Coworker: You’ll never guess what happened to me this weekend!
Me: You’re right. *walks away*
The last time I checked, I was a weirdo.
Let me check again. Yep, still a weirdo.
Cop: Know why I stopped you?
“You heard the song I was playing?”
Cop: Yes I did, and now HERE I AM
“ROCK YOU LIKE A HURRICANE”
Do you hold your breath when people on TV are underwater or are you normal?
(confronts Beck in line at Jamba Juice, holds up hurried sketch of Beyonce, aggressively does “Single Ladies” dance)
I’ve been using special shampoo and I’ve noticed my hair is stronger, it benched 240lbs the other day
I just saw where some woman got paid $40 for brushing her teeth on Only Fans.

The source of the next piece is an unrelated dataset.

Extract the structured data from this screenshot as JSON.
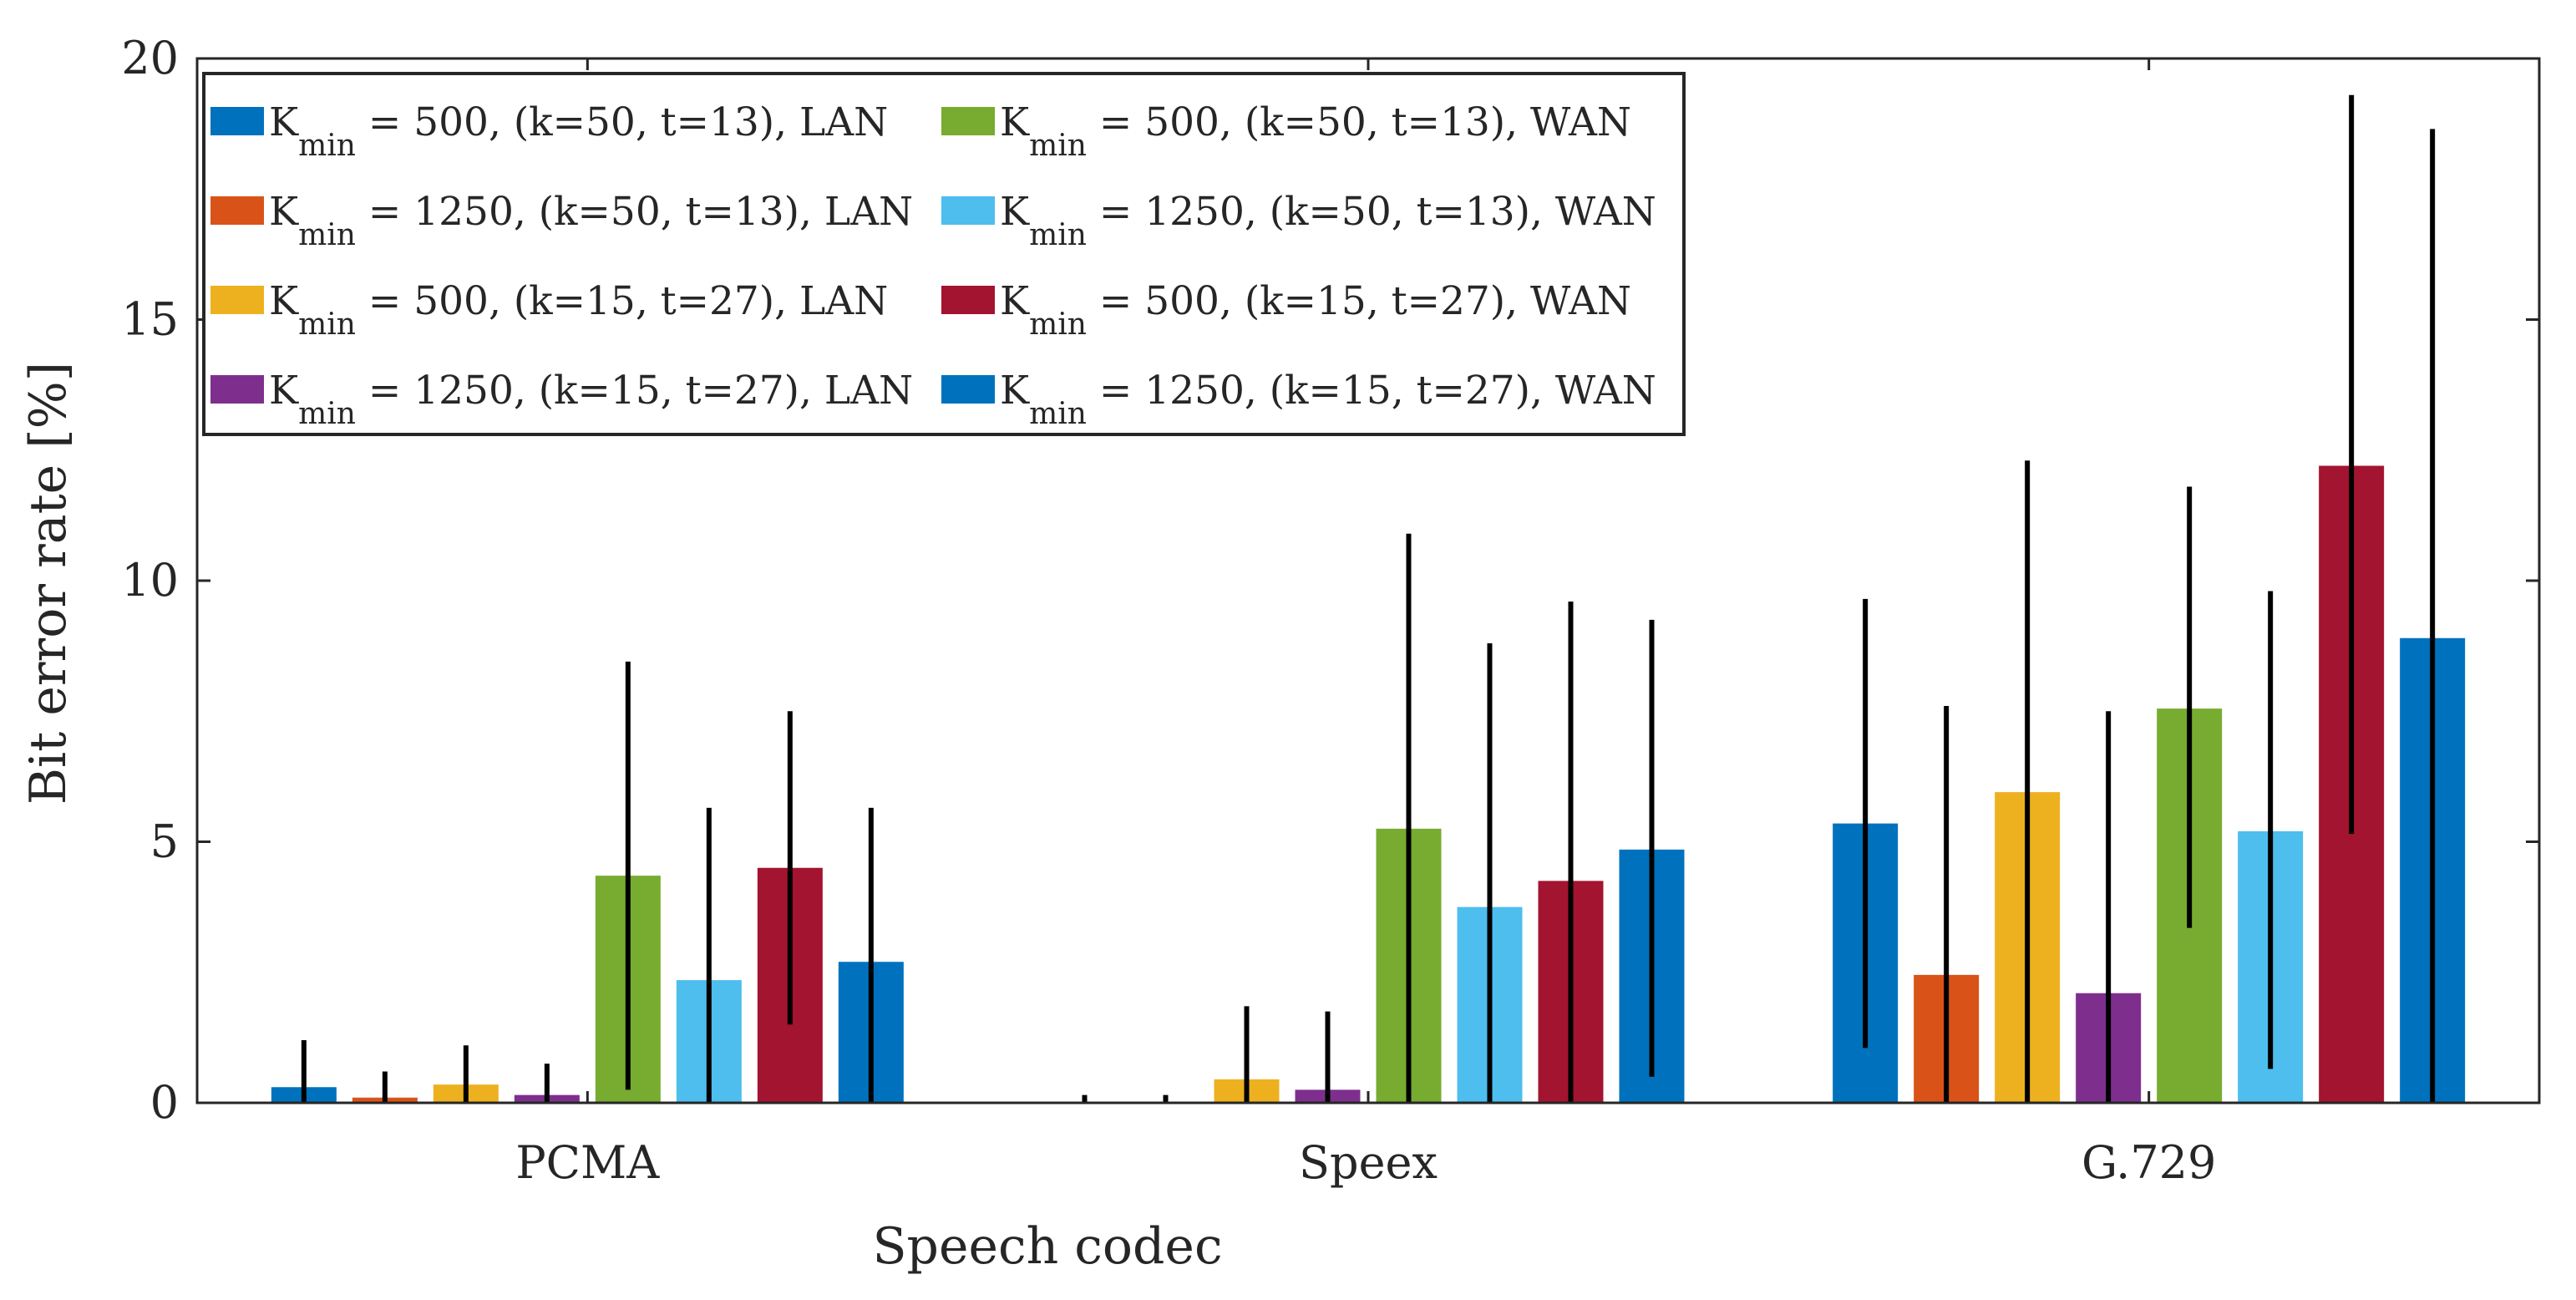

I will be opening an Only Fans account forthwith and just argue with people all day. That’s my only skill. Except I do know how to brush my teeth so I guess I could do that too.
[the beeping to remind me to put on my seatbelt finally gives up]
*looks at driving test instructor*
“finally”
I told my tween to exercise so he sat on the couch and told me he was exercising — his right to freedom. I was mad, mostly that I never thought of that one myself.
The fridge drawer is marked “crisper” but it is pronounced “rotter.”
You act like no one at work has ever asked you to apply ointment to a bunion before.